Ao todo, foram seis artistas da CANEX que deram vida às “passerelas” da Rua Latino Coelho, inseridas na plataforma BLOOM – ainda que, durante os próximos dias, estejam previstas mais apresentações. Os designers trouxeram coleções com influências africanas, feitas cuidadosamente para mostrar o melhor do artesanato e da criatividade da indústria durante os desfiles.

As “Journeys” da SAVÁ

SAVÁ abriu a semana de desfiles com a coleção “Journeys”, usando fortes contrastes entre as cores azul, laranja e preto nas roupas. Sânia Bacar, diretora criativa da marca, quer expressar nas suas peças as diferentes fases da vida. Além de trabalhar a sua própria evolução como designer, mostra como gostaria que, como sociedade, tratássemos o mundo e o meio ambiente.

Sânia Bacar quer que a sua obra seja interpretada como um protesto sobre o desperdiço de materiais. Um dos têxteis principais usados na apresentação foi o denim [ganga], um material que a SAVÁ usa em quase todas as suas coleções. “É um tecido que dura muito tempo. Se compras umas calças denim, podes vesti-las a vida toda. [O uso do material] então é basicamente sobre sustentabilidade”, explica.

Sânia Bacar, diretora creativa da marca, quer deixar um apelo contra o desperdício na sua proposta de Outono-Inverno. Foto: Nádia Neto

Dentro da “Journeys” também foi usado um material especial na saia e no vestido, prendas que fecharam o seu desfile. “Vamos a chamar ele [o tecido] de metálico, mas é um material bastante diferente”, avança.

Sobre influências africanas, a designer afirma que estão presentes principalmente nos estampados, uma constante em todas as suas coleções.

As formas femininas de Yeside Laguda

Já as criações apresentadas por Yeside Laguda, fundadora da sua marca homónima, são parte das diferentes coleções feitas pela designer. As prendas são femininas, de cores vivas e estampas vivazes. Os brilhos também estiveram presentes nas peças que fecharam o desfile.

“A figura feminina é muito importante para mim.” explica a designer.  E completa: “Gosto de mostrar a mulher nos seus melhores lugares”.
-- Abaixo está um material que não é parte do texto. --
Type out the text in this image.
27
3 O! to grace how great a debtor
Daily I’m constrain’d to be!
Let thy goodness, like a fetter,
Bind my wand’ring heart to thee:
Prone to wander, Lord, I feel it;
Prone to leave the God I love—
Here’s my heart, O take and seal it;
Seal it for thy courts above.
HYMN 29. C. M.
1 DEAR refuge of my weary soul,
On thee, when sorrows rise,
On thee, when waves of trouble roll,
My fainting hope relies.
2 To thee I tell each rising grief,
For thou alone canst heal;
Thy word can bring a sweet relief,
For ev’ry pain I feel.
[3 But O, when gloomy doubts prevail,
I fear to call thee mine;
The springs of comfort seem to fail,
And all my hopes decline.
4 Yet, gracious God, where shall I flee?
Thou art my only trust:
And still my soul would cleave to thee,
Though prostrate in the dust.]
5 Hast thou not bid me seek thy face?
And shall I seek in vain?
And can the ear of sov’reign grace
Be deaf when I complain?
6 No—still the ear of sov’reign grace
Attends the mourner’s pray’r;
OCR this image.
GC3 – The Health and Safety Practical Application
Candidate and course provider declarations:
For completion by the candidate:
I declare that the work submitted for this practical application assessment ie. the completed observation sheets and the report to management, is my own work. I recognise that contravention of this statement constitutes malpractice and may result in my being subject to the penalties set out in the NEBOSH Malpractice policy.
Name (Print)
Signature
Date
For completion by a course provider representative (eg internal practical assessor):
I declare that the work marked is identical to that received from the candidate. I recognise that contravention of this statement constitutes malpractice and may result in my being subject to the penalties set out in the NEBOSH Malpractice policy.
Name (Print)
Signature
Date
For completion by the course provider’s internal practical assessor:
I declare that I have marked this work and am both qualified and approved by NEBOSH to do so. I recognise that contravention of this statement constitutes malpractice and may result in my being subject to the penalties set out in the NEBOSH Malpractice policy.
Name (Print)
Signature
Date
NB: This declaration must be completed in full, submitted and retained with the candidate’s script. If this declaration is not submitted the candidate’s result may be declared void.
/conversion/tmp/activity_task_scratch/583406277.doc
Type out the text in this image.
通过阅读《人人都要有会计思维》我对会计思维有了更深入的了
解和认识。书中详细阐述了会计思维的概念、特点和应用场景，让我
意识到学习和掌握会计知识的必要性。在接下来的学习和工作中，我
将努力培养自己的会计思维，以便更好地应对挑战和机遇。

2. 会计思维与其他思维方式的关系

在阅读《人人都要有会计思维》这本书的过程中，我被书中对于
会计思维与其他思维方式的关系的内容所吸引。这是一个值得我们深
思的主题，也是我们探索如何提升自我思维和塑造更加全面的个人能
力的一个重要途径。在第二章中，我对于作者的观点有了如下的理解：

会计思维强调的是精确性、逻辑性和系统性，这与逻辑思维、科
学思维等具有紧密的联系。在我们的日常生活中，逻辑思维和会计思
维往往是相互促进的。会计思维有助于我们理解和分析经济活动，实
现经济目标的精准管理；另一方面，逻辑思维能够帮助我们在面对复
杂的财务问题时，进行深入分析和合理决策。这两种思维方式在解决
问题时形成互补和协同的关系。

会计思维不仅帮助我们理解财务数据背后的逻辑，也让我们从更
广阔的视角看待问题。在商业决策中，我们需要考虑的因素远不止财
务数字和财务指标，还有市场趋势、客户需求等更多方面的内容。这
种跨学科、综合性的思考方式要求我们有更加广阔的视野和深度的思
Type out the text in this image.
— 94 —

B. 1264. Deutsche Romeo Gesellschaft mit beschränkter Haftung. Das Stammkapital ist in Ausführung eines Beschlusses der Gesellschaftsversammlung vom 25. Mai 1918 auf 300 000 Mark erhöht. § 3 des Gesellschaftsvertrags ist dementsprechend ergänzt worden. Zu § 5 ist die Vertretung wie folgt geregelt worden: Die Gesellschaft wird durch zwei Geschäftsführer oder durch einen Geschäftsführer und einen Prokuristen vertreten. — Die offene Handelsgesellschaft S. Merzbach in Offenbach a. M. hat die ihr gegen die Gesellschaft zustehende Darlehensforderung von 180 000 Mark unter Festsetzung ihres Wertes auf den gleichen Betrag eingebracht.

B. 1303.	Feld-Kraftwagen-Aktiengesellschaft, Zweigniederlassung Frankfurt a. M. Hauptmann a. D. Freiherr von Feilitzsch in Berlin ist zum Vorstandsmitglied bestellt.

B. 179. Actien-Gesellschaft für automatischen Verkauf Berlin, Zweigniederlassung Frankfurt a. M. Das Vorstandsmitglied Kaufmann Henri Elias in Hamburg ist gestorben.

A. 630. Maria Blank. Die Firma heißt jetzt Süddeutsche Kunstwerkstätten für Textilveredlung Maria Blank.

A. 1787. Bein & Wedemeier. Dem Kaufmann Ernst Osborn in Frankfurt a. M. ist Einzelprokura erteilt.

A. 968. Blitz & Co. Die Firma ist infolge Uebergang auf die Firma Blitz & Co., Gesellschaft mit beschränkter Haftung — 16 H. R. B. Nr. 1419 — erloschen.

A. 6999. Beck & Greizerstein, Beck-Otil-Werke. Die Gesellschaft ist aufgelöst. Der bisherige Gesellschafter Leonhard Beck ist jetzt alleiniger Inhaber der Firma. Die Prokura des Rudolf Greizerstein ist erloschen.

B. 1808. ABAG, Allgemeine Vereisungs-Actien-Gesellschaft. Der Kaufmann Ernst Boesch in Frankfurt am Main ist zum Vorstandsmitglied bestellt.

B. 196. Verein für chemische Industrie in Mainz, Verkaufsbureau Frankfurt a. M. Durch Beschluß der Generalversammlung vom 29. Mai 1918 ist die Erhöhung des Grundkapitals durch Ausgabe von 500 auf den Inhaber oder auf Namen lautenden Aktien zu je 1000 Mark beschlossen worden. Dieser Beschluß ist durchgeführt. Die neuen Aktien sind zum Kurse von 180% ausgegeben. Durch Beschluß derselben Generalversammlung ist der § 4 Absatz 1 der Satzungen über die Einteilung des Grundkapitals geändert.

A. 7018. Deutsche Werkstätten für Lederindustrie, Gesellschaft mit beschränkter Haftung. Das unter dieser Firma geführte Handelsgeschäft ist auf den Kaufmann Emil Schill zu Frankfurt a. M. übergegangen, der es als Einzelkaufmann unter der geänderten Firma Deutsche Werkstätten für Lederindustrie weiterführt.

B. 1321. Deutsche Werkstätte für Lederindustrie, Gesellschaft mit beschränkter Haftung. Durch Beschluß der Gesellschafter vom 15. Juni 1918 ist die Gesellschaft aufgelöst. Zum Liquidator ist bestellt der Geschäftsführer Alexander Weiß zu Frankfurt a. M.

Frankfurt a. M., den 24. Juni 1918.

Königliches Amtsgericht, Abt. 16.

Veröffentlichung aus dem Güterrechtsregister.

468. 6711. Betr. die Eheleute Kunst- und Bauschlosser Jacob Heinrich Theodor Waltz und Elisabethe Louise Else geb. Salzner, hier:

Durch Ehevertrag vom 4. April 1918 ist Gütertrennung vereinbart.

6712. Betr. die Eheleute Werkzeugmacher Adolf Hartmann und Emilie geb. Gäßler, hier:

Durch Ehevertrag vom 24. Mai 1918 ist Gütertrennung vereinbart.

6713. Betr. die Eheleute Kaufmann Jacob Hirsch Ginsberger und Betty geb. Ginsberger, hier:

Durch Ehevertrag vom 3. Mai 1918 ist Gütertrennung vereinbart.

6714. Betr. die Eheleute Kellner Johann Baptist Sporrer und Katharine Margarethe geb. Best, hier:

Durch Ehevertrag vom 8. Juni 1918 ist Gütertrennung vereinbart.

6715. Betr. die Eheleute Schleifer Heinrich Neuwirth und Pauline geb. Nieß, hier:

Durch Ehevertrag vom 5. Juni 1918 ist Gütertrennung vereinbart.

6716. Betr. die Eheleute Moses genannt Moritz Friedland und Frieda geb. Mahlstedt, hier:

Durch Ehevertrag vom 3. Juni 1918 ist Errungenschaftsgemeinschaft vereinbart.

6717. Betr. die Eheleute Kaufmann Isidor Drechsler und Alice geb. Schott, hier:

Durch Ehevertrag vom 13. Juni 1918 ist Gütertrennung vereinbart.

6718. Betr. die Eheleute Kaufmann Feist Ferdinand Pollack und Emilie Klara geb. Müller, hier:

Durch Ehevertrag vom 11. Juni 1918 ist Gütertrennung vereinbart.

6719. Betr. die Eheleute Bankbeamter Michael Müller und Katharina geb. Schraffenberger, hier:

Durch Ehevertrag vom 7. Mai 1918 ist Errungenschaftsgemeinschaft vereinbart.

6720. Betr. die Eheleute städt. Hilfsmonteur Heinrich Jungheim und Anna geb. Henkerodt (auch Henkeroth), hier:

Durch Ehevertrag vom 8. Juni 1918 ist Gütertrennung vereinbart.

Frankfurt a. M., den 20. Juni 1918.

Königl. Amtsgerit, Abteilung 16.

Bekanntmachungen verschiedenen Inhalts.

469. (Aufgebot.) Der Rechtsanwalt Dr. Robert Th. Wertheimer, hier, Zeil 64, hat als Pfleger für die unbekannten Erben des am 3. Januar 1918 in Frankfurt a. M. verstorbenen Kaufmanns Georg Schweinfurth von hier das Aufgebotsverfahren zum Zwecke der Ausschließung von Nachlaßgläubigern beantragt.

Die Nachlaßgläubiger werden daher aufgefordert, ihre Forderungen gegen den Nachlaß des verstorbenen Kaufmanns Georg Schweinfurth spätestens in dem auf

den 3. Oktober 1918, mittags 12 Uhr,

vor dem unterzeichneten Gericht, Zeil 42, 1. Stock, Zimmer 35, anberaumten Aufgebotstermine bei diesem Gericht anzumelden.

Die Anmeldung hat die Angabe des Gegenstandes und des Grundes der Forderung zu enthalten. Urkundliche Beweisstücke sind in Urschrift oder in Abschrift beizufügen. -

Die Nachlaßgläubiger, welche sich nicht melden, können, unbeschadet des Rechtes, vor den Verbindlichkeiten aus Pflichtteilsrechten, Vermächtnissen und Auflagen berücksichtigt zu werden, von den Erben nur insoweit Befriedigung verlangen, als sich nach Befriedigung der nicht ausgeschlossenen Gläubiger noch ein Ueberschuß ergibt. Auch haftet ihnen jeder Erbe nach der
A visão da empresa de Yeside Laguda está ligada à produção africana artesanal. Todos os têxteis, originalmente brancos, são tingidos na Nigéria via tie-dye [amarrar e tingir, em inglês; uma técnica tingimento artístico de tecidos]. “Tudo é local, tudo é nosso”, afirma a designer.

O luxo acessível de Bloke

A marca Bloke, fundada por Faith Oluwajimi, apresentou a sua coleção “Black Tax”, inspirada pelo fenómeno do mesmo nome que se apresenta na comunidade negra. O termo refere-se ao fardo financeiro que as pessoas negras carregam ao alcançar certo nível de sucesso – visto que começam a apoiar financeiramente os outros membros da sua família com menos estabilidade económica.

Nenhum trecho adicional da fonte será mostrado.